The final approval hearing is scheduled for May 14, 2026, at 1:30 PM EST in the Western District of Kentucky. While class members don’t need to attend this hearing, it represents the judge’s final opportunity to approve the settlement and authorize the distribution of funds. A significant warning: missing the May 8, 2026 claim deadline means you forfeit any right to file a claim for documented losses. Unlike some legal deadlines that offer grace periods, settlement claim deadlines are typically absolute. If you were planning to gather documentation of fraud or losses related to the Cornerstone breach, you must complete this process and submit your claim before May 8. The settlement administrator doesn’t provide extensions based on individual circumstances, so if your identity theft case is still being resolved or you’re still collecting documentation, you need to prioritize this immediately.

Critical Settlement Deadlines You Cannot Miss

Credit Monitoring and Identity Theft Protection Services

For the subclass of approximately 74,959 individuals whose Social Security numbers were exposed, the settlement provides two years of complimentary three-bureau credit monitoring and identity theft protection services. These services typically include daily monitoring of credit reports from all three bureaus (Equifax, Experian, and TransUnion), alerts when new accounts are opened in your name, monitoring of the dark web for your personal information, and dedicated identity theft recovery assistance if fraud is detected. The value of this service can be significant—commercial identity theft protection plans typically cost $100-200 per year, so two years of free monitoring represents $200-400 in value. However, understanding the limitations is crucial. The two-year window is fixed and will eventually expire, leaving you without monitoring coverage.

If identity fraud using your exposed SSN occurs after the two-year period ends, you won’t have the settlement’s monitoring service to detect it. This is particularly concerning because identity fraud from healthcare breaches can take months or years to appear—criminals often sit on stolen SSNs, waiting for attention to fade before using them. Additionally, this monitoring service covers detection and alerts, but doesn’t prevent fraud entirely. The service works by catching unauthorized activity after it happens, not by preventing criminals from attempting to open accounts or access credit in your name. You still need to maintain healthy financial habits: regularly check your credit reports beyond the monitoring service, maintain strong passwords, and consider a credit freeze if you want maximum protection.

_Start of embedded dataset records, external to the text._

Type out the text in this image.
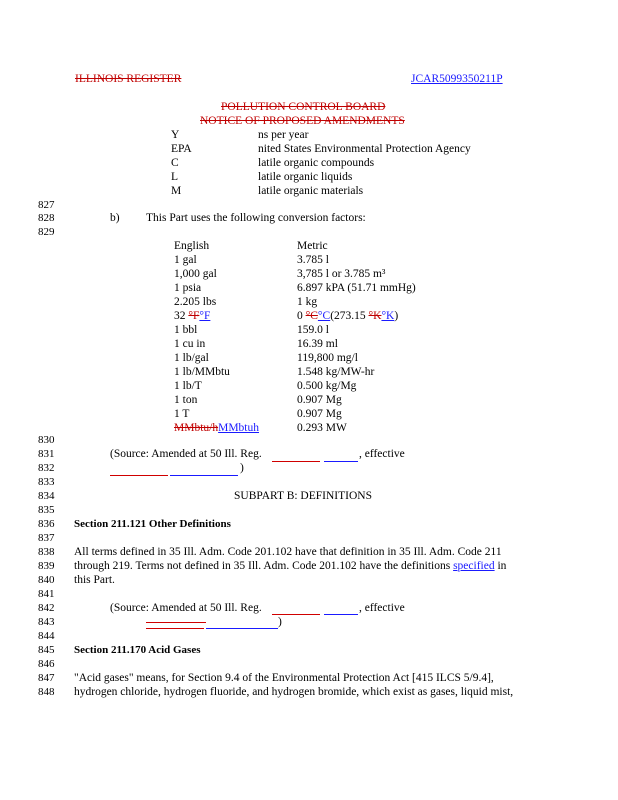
ILLINOIS REGISTER	JCAR5099350211P
POLLUTION CONTROL BOARD
NOTICE OF PROPOSED AMENDMENTS
Y	ns per year
EPA	nited States Environmental Protection Agency
C	latile organic compounds
L	latile organic liquids
M	latile organic materials
827
828
829
830
831
832
833
834
835
836
837
838
839
840
841
842
843
844
845
846
847
848
b) This Part uses the following conversion factors:
English	Metric
1 gal	3.785 l
1,000 gal	3,785 l or 3.785 m³
1 psia	6.897 kPA (51.71 mmHg)
2.205 lbs	1 kg
32 °F°F	0 °C°C(273.15 °K°K)
1 bbl	159.0 l
1 cu in	16.39 ml
1 lb/gal	119,800 mg/l
1 lb/MMbtu	1.548 kg/MW-hr
1 lb/T	0.500 kg/Mg
1 ton	0.907 Mg
1 T	0.907 Mg
MMbtu/hMMbtuh	0.293 MW
(Source: Amended at 50 Ill. Reg.	, effective
)
SUBPART B: DEFINITIONS
Section 211.121 Other Definitions
All terms defined in 35 Ill. Adm. Code 201.102 have that definition in 35 Ill. Adm. Code 211
through 219. Terms not defined in 35 Ill. Adm. Code 201.102 have the definitions specified in
this Part.
(Source: Amended at 50 Ill. Reg.	, effective
)
Section 211.170 Acid Gases
"Acid gases" means, for Section 9.4 of the Environmental Protection Act [415 ILCS 5/9.4],
hydrogen chloride, hydrogen fluoride, and hydrogen bromide, which exist as gases, liquid mist,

Healthcare Data Breaches and What This Settlement Means for Industry Accountability

The Cornerstone settlement adds to a growing pattern of healthcare data breaches costing companies millions in settlements. In 2023 and 2024, healthcare organizations have faced multiple multi-million dollar settlements for failing to implement adequate security measures—a clear signal from courts that patient data protection is non-negotiable. The fact that Cornerstone agreed to settle for $2.35 million suggests the company’s legal team likely concluded that the risk of a jury verdict at trial was higher, meaning a jury might have awarded significantly more to the affected patients. From an accountability perspective, this settlement reinforces that healthcare providers will face serious financial consequences for inadequate security.

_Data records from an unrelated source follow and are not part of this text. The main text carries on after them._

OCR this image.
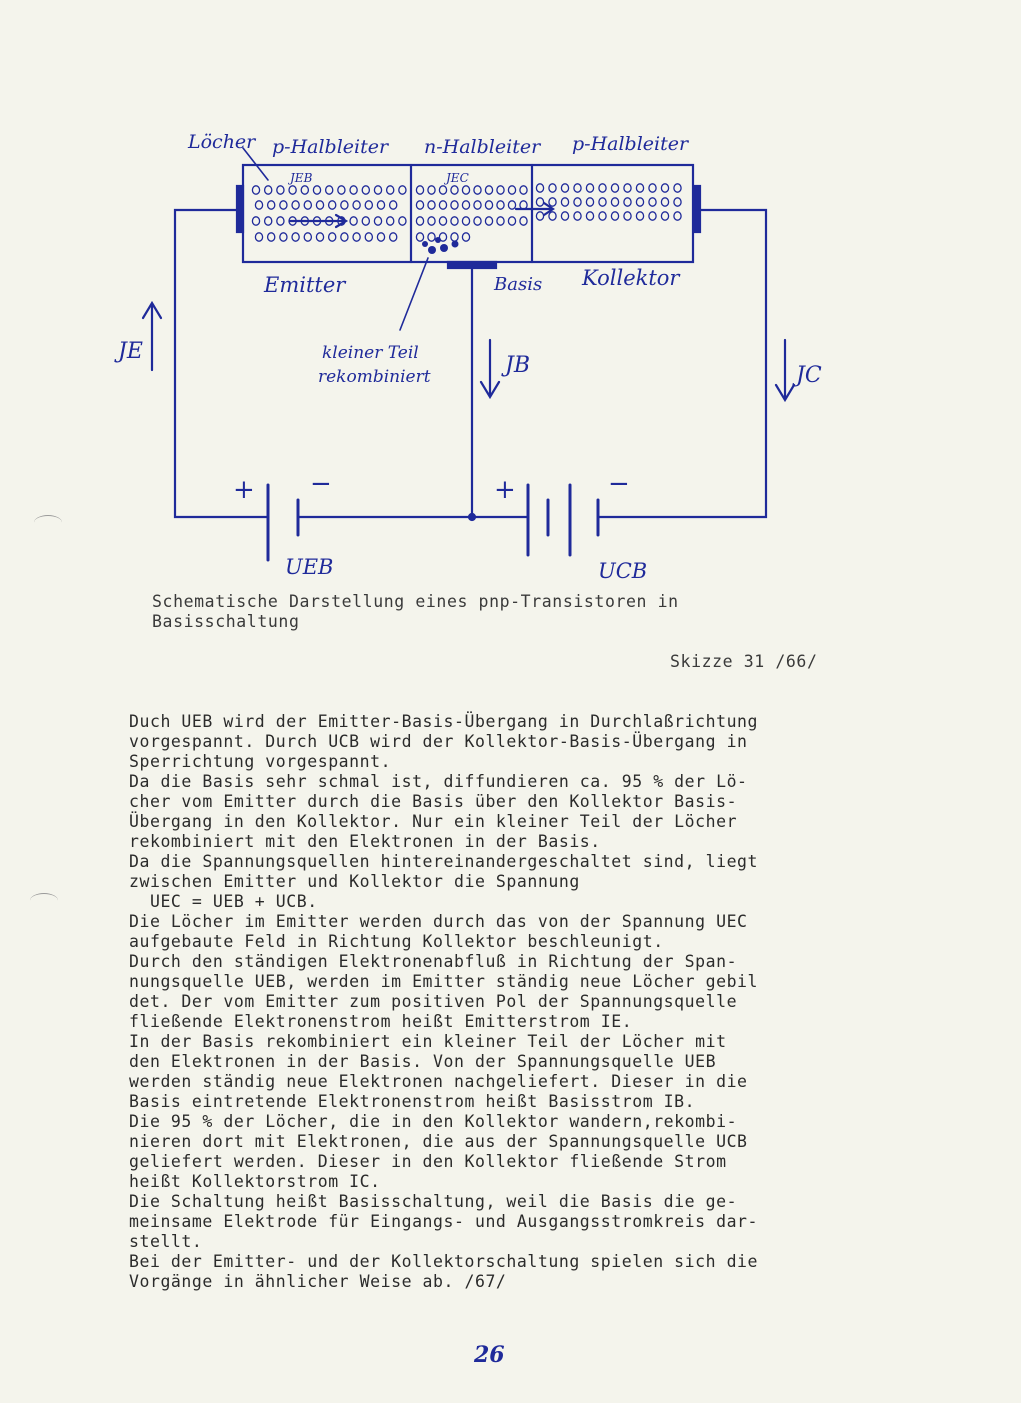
Löcher p-Halbleiter n-Halbleiter p-Halbleiter
JEB	JEC
Emitter	Basis Kollektor
kleiner Teil
rekombiniert
JE
JB	JC
+ −	+	−
UEB	UCB
Schematische Darstellung eines pnp-Transistoren in
Basisschaltung
Skizze 31 /66/
Duch UEB wird der Emitter-Basis-Übergang in Durchlaßrichtung
vorgespannt. Durch UCB wird der Kollektor-Basis-Übergang in
Sperrichtung vorgespannt.
Da die Basis sehr schmal ist, diffundieren ca. 95 % der Lö-
cher vom Emitter durch die Basis über den Kollektor Basis-
Übergang in den Kollektor. Nur ein kleiner Teil der Löcher
rekombiniert mit den Elektronen in der Basis.
Da die Spannungsquellen hintereinandergeschaltet sind, liegt
zwischen Emitter und Kollektor die Spannung
UEC = UEB + UCB.
Die Löcher im Emitter werden durch das von der Spannung UEC
aufgebaute Feld in Richtung Kollektor beschleunigt.
Durch den ständigen Elektronenabfluß in Richtung der Span-
nungsquelle UEB, werden im Emitter ständig neue Löcher gebil
det. Der vom Emitter zum positiven Pol der Spannungsquelle
fließende Elektronenstrom heißt Emitterstrom IE.
In der Basis rekombiniert ein kleiner Teil der Löcher mit
den Elektronen in der Basis. Von der Spannungsquelle UEB
werden ständig neue Elektronen nachgeliefert. Dieser in die
Basis eintretende Elektronenstrom heißt Basisstrom IB.
Die 95 % der Löcher, die in den Kollektor wandern,rekombi-
nieren dort mit Elektronen, die aus der Spannungsquelle UCB
geliefert werden. Dieser in den Kollektor fließende Strom
heißt Kollektorstrom IC.
Die Schaltung heißt Basisschaltung, weil die Basis die ge-
meinsame Elektrode für Eingangs- und Ausgangsstromkreis dar-
stellt.
Bei der Emitter- und der Kollektorschaltung spielen sich die
Vorgänge in ähnlicher Weise ab. /67/
26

What’s notable about this settlement is that it demonstrates how healthcare breaches of this scale—involving nearly half a million people—often result in relatively modest per-person compensation. When $2.35 million is divided among 483,000 people, the average settlement value per person is less than $5, even before deducting attorneys’ fees and administrative costs. This reality highlights a systemic issue in data breach settlements: the compensation rarely matches the full scope of potential harm. Identity theft from a compromised SSN can result in tens of thousands of dollars in fraudulent charges, damaged credit for years, and significant emotional and financial stress. The settlement’s $10,000 cap per individual for documented losses is meant to address the most severe cases, but it still leaves a substantial gap between potential harm and available compensation.